Yes, ideally the former will associate well enough with the latter that, once you find some reason to think about mRNA, it will automatically drag up the thing you learned earlier and then you'll update. But it doesn't happen by itself, and sometimes it doesn't happen at all. Most people contain significant inconsistencies -- I would dare to suggest most likely everyone.
isn't it highly dependent on what is your one epoch of data? if there are a lot of repetitions of similar concepts in there then can you say it's learning from one example?
Yes it can
Yesterday i gave it a help chapter in a prompt about angular 16
The knowledge cut of is perhaps nice for politics but not for programmers.
After wards i could ask it about syntax problems i had in some code.
Essentially it understands programming didnt know what was possible in angular16
A single example made it learn from it. Though when i asked for an example i got the exact same sample as i had given it to learn from.

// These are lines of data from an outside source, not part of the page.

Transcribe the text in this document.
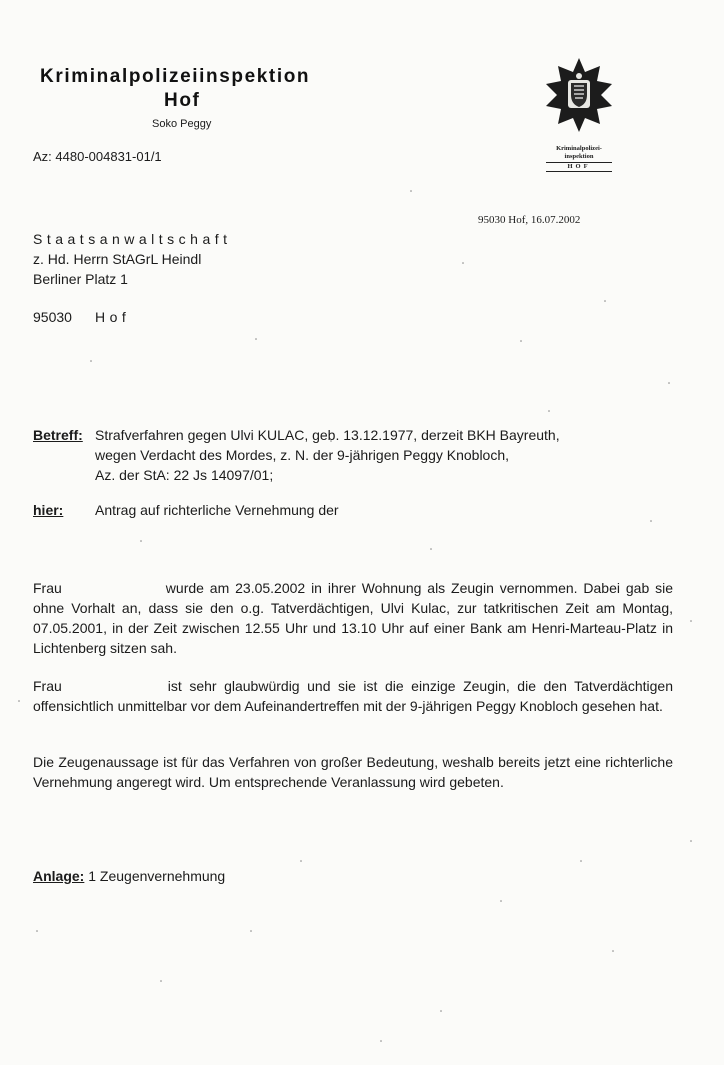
Kriminalpolizeiinspektion
Hof
Soko Peggy
Az: 4480-004831-01/1
Kriminalpolizei-
inspektion
HOF
95030 Hof, 16.07.2002
Staatsanwaltschaft
z. Hd. Herrn StAGrL Heindl
Berliner Platz 1
95030 Hof
Betreff: Strafverfahren gegen Ulvi KULAC, geb. 13.12.1977, derzeit BKH Bayreuth,
wegen Verdacht des Mordes, z. N. der 9-jährigen Peggy Knobloch,
Az. der StA: 22 Js 14097/01;
hier: Antrag auf richterliche Vernehmung der
Frau	wurde am 23.05.2002 in ihrer Wohnung als Zeugin vernommen. Dabei gab sie ohne Vorhalt an, dass sie den o.g. Tatverdächtigen, Ulvi Kulac, zur tatkritischen Zeit am Montag, 07.05.2001, in der Zeit zwischen 12.55 Uhr und 13.10 Uhr auf einer Bank am Henri-Marteau-Platz in Lichtenberg sitzen sah.
Frau	ist sehr glaubwürdig und sie ist die einzige Zeugin, die den Tatverdächtigen offensichtlich unmittelbar vor dem Aufeinandertreffen mit der 9-jährigen Peggy Knobloch gesehen hat.
Die Zeugenaussage ist für das Verfahren von großer Bedeutung, weshalb bereits jetzt eine richterliche Vernehmung angeregt wird. Um entsprechende Veranlassung wird gebeten.
Anlage: 1 Zeugenvernehmung
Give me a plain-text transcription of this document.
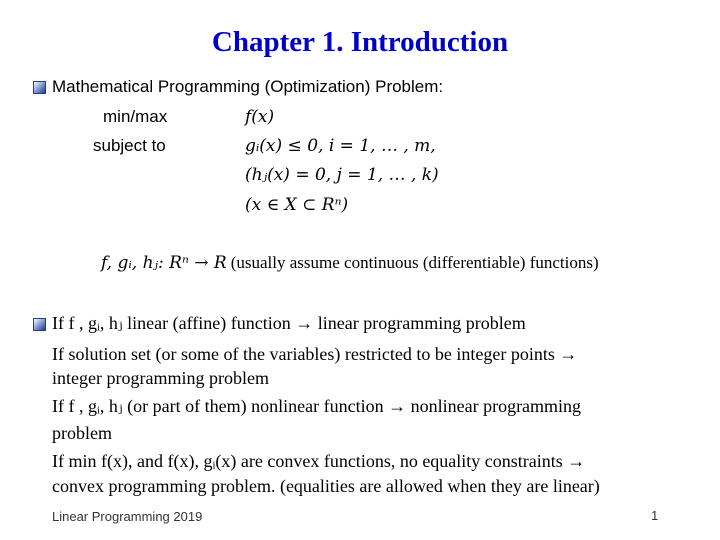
Chapter 1. Introduction
Mathematical Programming (Optimization) Problem:
min/max	f(x)
subject to	gᵢ(x) ≤ 0, i = 1, … , m,
(hⱼ(x) = 0, j = 1, … , k)
(x ∈ X ⊂ Rⁿ)
f, gᵢ, hⱼ: Rⁿ → R (usually assume continuous (differentiable) functions)
If f , gᵢ, hⱼ linear (affine) function → linear programming problem
If solution set (or some of the variables) restricted to be integer points →
integer programming problem
If f , gᵢ, hⱼ (or part of them) nonlinear function → nonlinear programming
problem
If min f(x), and f(x), gᵢ(x) are convex functions, no equality constraints →
convex programming problem. (equalities are allowed when they are linear)
Linear Programming 2019	1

Perhaps end this language cut of for technical data.
Its okay not wanting to get into politics (neither do i).
But give it something to read (yup let it read and remember it) a simple prompt read this page by page will do, and give it some recent books, or popular coding websites, let it read python.org angular.io perhaps some modern manuals and books.
It also seemed keen to learn new information, it quickly adopted it.
But only in that session.
I'm one of the authors of this post -- Johno & I found it really interesting looking into this curious issue of rapid memorization from LLMs. I've been working with neural nets for 30 years, and fine-tuning language models since 2017, and this behavior is most surprising to me! Other folks have seen it in LLMs too, although I haven't seen a analysis of this kind before (although we might have missed something).
Let me know if you have any questions or thoughts.